Multivariate statistical data processing has been used to create a model from gas chromatography-mass spectrometry (GC-MS) data of metabolite profiles of the various types of Mycobacterium species tuberculosis (TB). The model could allow diagnosticians and biomedical researchers to quickly and easily distinguish between various infectious Mycobacterium species.

Tuberculosis is relatively rare in the developed world, although there are concerns that pockets of incidence are on the rise in certain poverty-stricken sectors of society, among the homeless, HIV/AIDS patients and drug user communities. Needless to say, there are millions of cases of TB in the developing world and multiple-drug resistant species have recently been reported. TB most commonly attacks the lungs and is spread through coughs and sneezes by those with active infection. Most infections are asymptomatic but about one in ten latent cases progress to active disease and untreated will kill half of those people. The most recent data for 2010 says there were 8.8 million new cases, and 1.45 million deaths. Most cases are seen in sub-Saharan Africa, according to the World Health Organisation.

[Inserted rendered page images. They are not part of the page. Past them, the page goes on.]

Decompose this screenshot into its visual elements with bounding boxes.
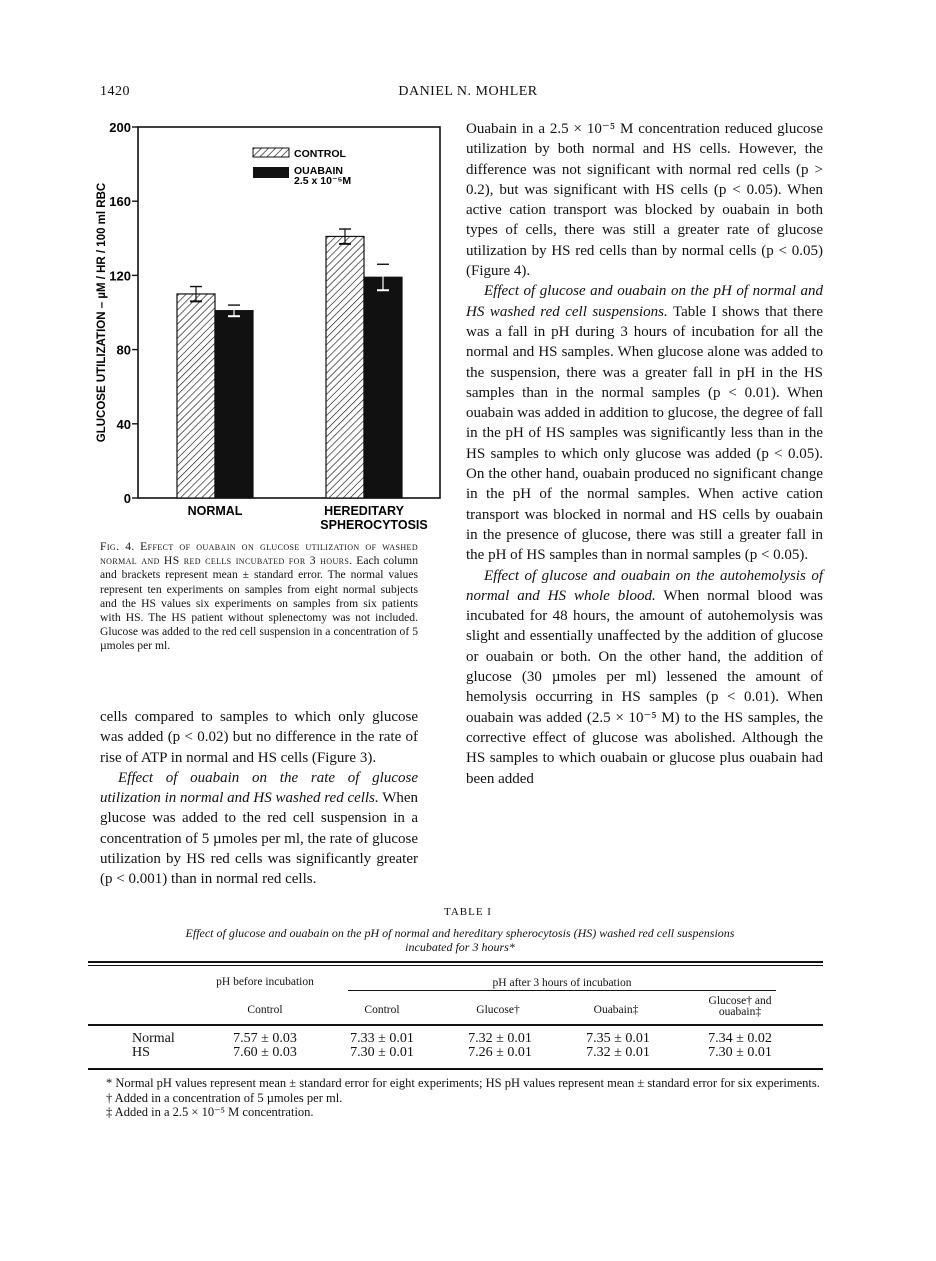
section-heading: Effect of glucose and ouabain on the pH of normal and HS washed red cell suspensions. — [466, 283, 823, 320]
x-tick-label: NORMAL — [187, 504, 243, 518]
x-tick-label: SPHEROCYTOSIS — [320, 518, 428, 532]
table-cell: 7.30 ± 0.01 — [350, 1045, 414, 1060]
footnote: * Normal pH values represent mean ± standard error for eight experiments; HS pH values represent mean ± standard error for six experiments. — [106, 1076, 820, 1090]
table-group-header-before: pH before incubation — [216, 976, 314, 988]
bar-control — [177, 294, 215, 498]
paragraph: Ouabain in a 2.5 × 10⁻⁵ M concentration reduced glucose utilization by both normal and HS cells. However, the difference was not significant with normal red cells (p > 0.2), but was significant with HS cells (p < 0.05). When active cation transport was blocked by ouabain in both types of cells, there was still a greater rate of glucose utilization by HS red cells than by normal cells (p < 0.05) (Figure 4). — [466, 121, 823, 280]
bar-control — [326, 236, 364, 498]
table-cell: 7.57 ± 0.03 — [233, 1031, 297, 1046]
paragraph-body: When glucose was added to the red cell suspension in a concentration of 5 µmoles per ml, the rate of glucose utilization by HS red cells was significantly greater (p < 0.001) than in normal red cells. — [100, 790, 419, 888]
figure-4-bar-chart — [85, 112, 455, 537]
paragraph: cells compared to samples to which only glucose was added (p < 0.02) but no difference in the rate of rise of ATP in normal and HS cells (Figure 3). — [100, 709, 418, 766]
table-cell: 7.35 ± 0.01 — [586, 1031, 650, 1046]
table-label: TABLE I — [444, 906, 492, 918]
y-tick-label: 120 — [109, 268, 131, 284]
y-axis-label: GLUCOSE UTILIZATION – µM / HR / 100 ml RBC — [96, 182, 108, 443]
row-label: HS — [132, 1045, 150, 1060]
table-col — [558, 1032, 678, 1060]
y-tick-label: 200 — [109, 120, 131, 135]
table-col-header: Glucose† — [476, 1004, 520, 1016]
table-cell: 7.32 ± 0.01 — [468, 1031, 532, 1046]
legend-swatch-ouabain — [253, 167, 289, 178]
table-cell: 7.30 ± 0.01 — [708, 1045, 772, 1060]
paragraph — [466, 281, 823, 565]
table-col — [680, 1032, 800, 1060]
caption-title: Effect of ouabain on glucose utilization of washed normal and HS red cells incubated for 3 hours. — [100, 540, 418, 568]
table-footnotes — [88, 1076, 823, 1120]
figure-caption — [100, 540, 418, 654]
caption-body: Each column and brackets represent mean ± standard error. The normal values represent ten experiments on samples from eight normal subjects and the HS values six experiments on samples from six patients with HS. The HS patient without splenectomy was not included. Glucose was added to the red cell suspension in a concentration of 5 µmoles per ml. — [100, 554, 418, 653]
table-col — [440, 1032, 560, 1060]
y-tick-label: 160 — [109, 194, 131, 210]
legend-label: 2.5 x 10⁻⁵M — [294, 175, 352, 187]
table-col-header: Control — [247, 1004, 283, 1016]
page-number: 1420 — [100, 84, 130, 99]
table-row-labels — [132, 1032, 175, 1060]
footnote: ‡ Added in a 2.5 × 10⁻⁵ M concentration. — [106, 1105, 314, 1119]
y-tick-label: 80 — [116, 342, 131, 358]
section-heading: Effect of ouabain on the rate of glucose utilization in normal and HS washed red cells. — [100, 769, 418, 807]
table-rule — [88, 1068, 823, 1070]
table-cell: 7.32 ± 0.01 — [586, 1045, 650, 1060]
row-label: Normal — [132, 1031, 175, 1046]
table-col-header: Ouabain‡ — [593, 1004, 639, 1016]
legend-label: OUABAIN — [294, 165, 343, 177]
bar-ouabain — [364, 277, 402, 498]
y-tick-label: 40 — [116, 416, 131, 432]
table-col-header: Control — [364, 1004, 400, 1016]
table-col — [322, 1032, 442, 1060]
table-rule — [88, 961, 823, 963]
left-column-text — [100, 707, 418, 890]
table-rule — [88, 1024, 823, 1026]
table-cell: 7.26 ± 0.01 — [468, 1045, 532, 1060]
section-heading: Effect of glucose and ouabain on the autohemolysis of normal and HS whole blood. — [466, 567, 823, 604]
y-tick-label: 0 — [123, 491, 131, 506]
table-group-header-after: pH after 3 hours of incubation — [492, 977, 632, 989]
table-group-rule — [348, 990, 776, 991]
table-cell: 7.34 ± 0.02 — [708, 1031, 772, 1046]
table-cell: 7.60 ± 0.03 — [233, 1045, 297, 1060]
paragraph-body: When normal blood was incubated for 48 hours, the amount of autohemolysis was slight and essentially unaffected by the addition of glucose or ouabain or both. On the other hand, the addition of glucose (30 µmoles per ml) lessened the amount of hemolysis occurring in HS samples (p < 0.01). When ouabain was added (2.5 × 10⁻⁵ M) to the HS samples, the corrective effect of glucose was abolished. Although the HS samples to which ouabain or glucose plus ouabain had been added — [466, 587, 824, 787]
caption-label: Fig. 4. — [100, 540, 135, 553]
table-col-header: Glucose† and ouabain‡ — [708, 995, 772, 1018]
footnote: † Added in a concentration of 5 µmoles per ml. — [106, 1090, 343, 1105]
paragraph — [100, 768, 418, 890]
table-col — [200, 1032, 330, 1060]
x-tick-label: HEREDITARY — [324, 504, 404, 518]
table-title: Effect of glucose and ouabain on the pH of normal and hereditary spherocytosis (HS) washed red cell suspensions incubated for 3 hours* — [185, 926, 735, 954]
running-head-author: DANIEL N. MOHLER — [398, 84, 538, 99]
paragraph-body: Table I shows that there was a fall in pH during 3 hours of incubation for all the normal and HS samples. When glucose alone was added to the suspension, there was a greater fall in pH in the HS samples than in the normal samples (p < 0.01). When ouabain was added in addition to glucose, the degree of fall in the pH of HS samples was significantly less than in the HS samples to which only glucose was added (p < 0.05). On the other hand, ouabain produced no significant change in the pH of the normal samples. When active cation transport was blocked in normal and HS cells by ouabain in the presence of glucose, there was still a greater fall in the pH of HS samples than in normal samples (p < 0.05). — [466, 303, 823, 564]
paragraph — [466, 566, 823, 789]
table-rule — [88, 965, 823, 966]
right-column-text — [466, 119, 823, 789]
table-cell: 7.33 ± 0.01 — [350, 1031, 414, 1046]
legend-label: CONTROL — [294, 148, 346, 160]
legend-swatch-control — [253, 148, 289, 157]
bar-ouabain — [215, 311, 253, 498]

Current TB detection assays are very sensitive, spotting bacteria at concentrations as low as 10-100 cells per millilitre in the original patient sample. However, the test requires two to six weeks to incubate colonies by which time a patient's infection may have progressed or been passed on to others. Moreover, this so-called gold standard also has a 15-20% rate of false negatives in adults tested. Pre-processing also makes the approach susceptible to 1-4% false positives. There have been many improvements that help overcome these shortfalls but they are expensive systems and require the training of highly skilled staff.

Rapid Response Required

A straightforward, sensitive and rapid test that primarily identify TB easily but also distinguish between potentially lethal and benign Mycobacterium bacteria.

Ilse Olivier and Du Toit Loots of the Centre for Human Metabonomics, at North-West University, in Potchefstroom, South Africa, used a modified Bligh-Dyer extraction procedure to obtain lipid components from Mycobacterium tuberculosis, M. avium, M. bovis, and M. kansasii cultures. They applied principle component analyses (PCA) to the GC-MS data on these extracts.

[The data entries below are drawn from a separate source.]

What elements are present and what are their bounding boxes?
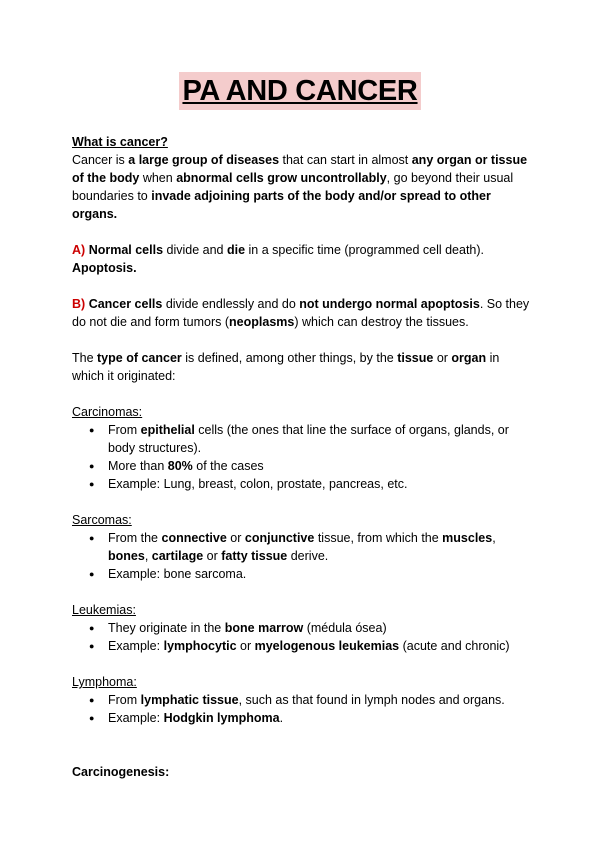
sarcomas-list <box>72 529 532 583</box>
lymphoma-heading: Lymphoma: <box>72 675 137 689</box>
normal-cells-paragraph: A) Normal cells divide and die in a specific time (programmed cell death). Apoptosis. <box>72 243 485 275</box>
section-heading-what-is-cancer: What is cancer? <box>72 135 168 149</box>
list-item: ● Example: Hodgkin lymphoma. <box>108 709 532 727</box>
carcinomas-heading: Carcinomas: <box>72 405 143 419</box>
carcinomas-list <box>72 421 532 493</box>
page-title-wrap <box>0 72 600 110</box>
sarcomas-heading: Sarcomas: <box>72 513 132 527</box>
list-item: ● From epithelial cells (the ones that line the surface of organs, glands, or body structures). <box>108 421 532 457</box>
leukemias-list <box>72 619 532 655</box>
list-item: ● They originate in the bone marrow (médula ósea) <box>108 619 532 637</box>
lymphoma-list <box>72 691 532 727</box>
cancer-cells-paragraph: B) Cancer cells divide endlessly and do not undergo normal apoptosis. So they do not die and form tumors (neoplasms) which can destroy the tissues. <box>72 297 530 329</box>
list-item: ● Example: lymphocytic or myelogenous leukemias (acute and chronic) <box>108 637 532 655</box>
list-item: ● More than 80% of the cases <box>108 457 532 475</box>
page-title: PA AND CANCER <box>179 72 420 110</box>
list-item: ● From lymphatic tissue, such as that found in lymph nodes and organs. <box>108 691 532 709</box>
type-of-cancer-paragraph: The type of cancer is defined, among other things, by the tissue or organ in which it originated: <box>72 351 500 383</box>
document-body <box>72 133 532 781</box>
list-item: ● Example: Lung, breast, colon, prostate, pancreas, etc. <box>108 475 532 493</box>
leukemias-heading: Leukemias: <box>72 603 136 617</box>
carcinogenesis-heading: Carcinogenesis: <box>72 765 170 779</box>
cancer-definition: Cancer is a large group of diseases that can start in almost any organ or tissue of the body when abnormal cells grow uncontrollably, go beyond their usual boundaries to invade adjoining parts of the body and/or spread to other organs. <box>72 153 528 221</box>
list-item: ● Example: bone sarcoma. <box>108 565 532 583</box>
list-item: ● From the connective or conjunctive tissue, from which the muscles, bones, cartilage or fatty tissue derive. <box>108 529 532 565</box>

The team then identified the twelve compounds that best show the variation between the sample groups, suggesting that these might be the preferred metabolite markers for the pathogenic species. PCA and partial least-squares discriminant analysis (PLS-DA) was applied and the metabolite markers used to build a Bayesian statistical classification model to discriminate between the metabolite marker profile of novel samples. Tests of this model correctly identified two blinded samples for each of the Mycobacterium species analysed. The team reports a certainty ranging from 72 to 100% in the Journal of Microbiological Methods.

Sensitive and Speedy

The team adds that the test procedure requires less than 16 hours to carry out and can be used on samples with as low a concentration of bacteria as 1000 cells per millilitre. The smear microscopy test widely used the world over as an alternative to the sophisticated laboratory techniques is much less sensitive at 5000 to 10000 bacteria per millilitre, which means it can only identify between 60 and 70 percent of adult cases from cultured samples.

The new technique is, the team says, the first of its kind to use "a true GC-MS, metabolomics research approach" for the identification of the requisite lipid markers and can be fully automated. The approach has the potential to detect the metabolic markers repeatedly over time. "This study proves the capacity of a GC-MS, metabolomics pattern recognition approach for its use in TB diagnosis and disease characterisation," the researchers conclude.

"We are in the process of testing this method on a variety of other strains of M. avium, M. bovis, M. kansasii and M. tuberculosis, in addition to expanding its capacity to detect other infectious Mycobacterium species simultaneously," Loots explains. "Further validations using larger populations in a typically clinical scenario would probably follow, testing this methods sensitivity and specificity alongside the currently used diagnostic procedures, before various stake holders will be approached to investigate implementation on a larger scale," he adds.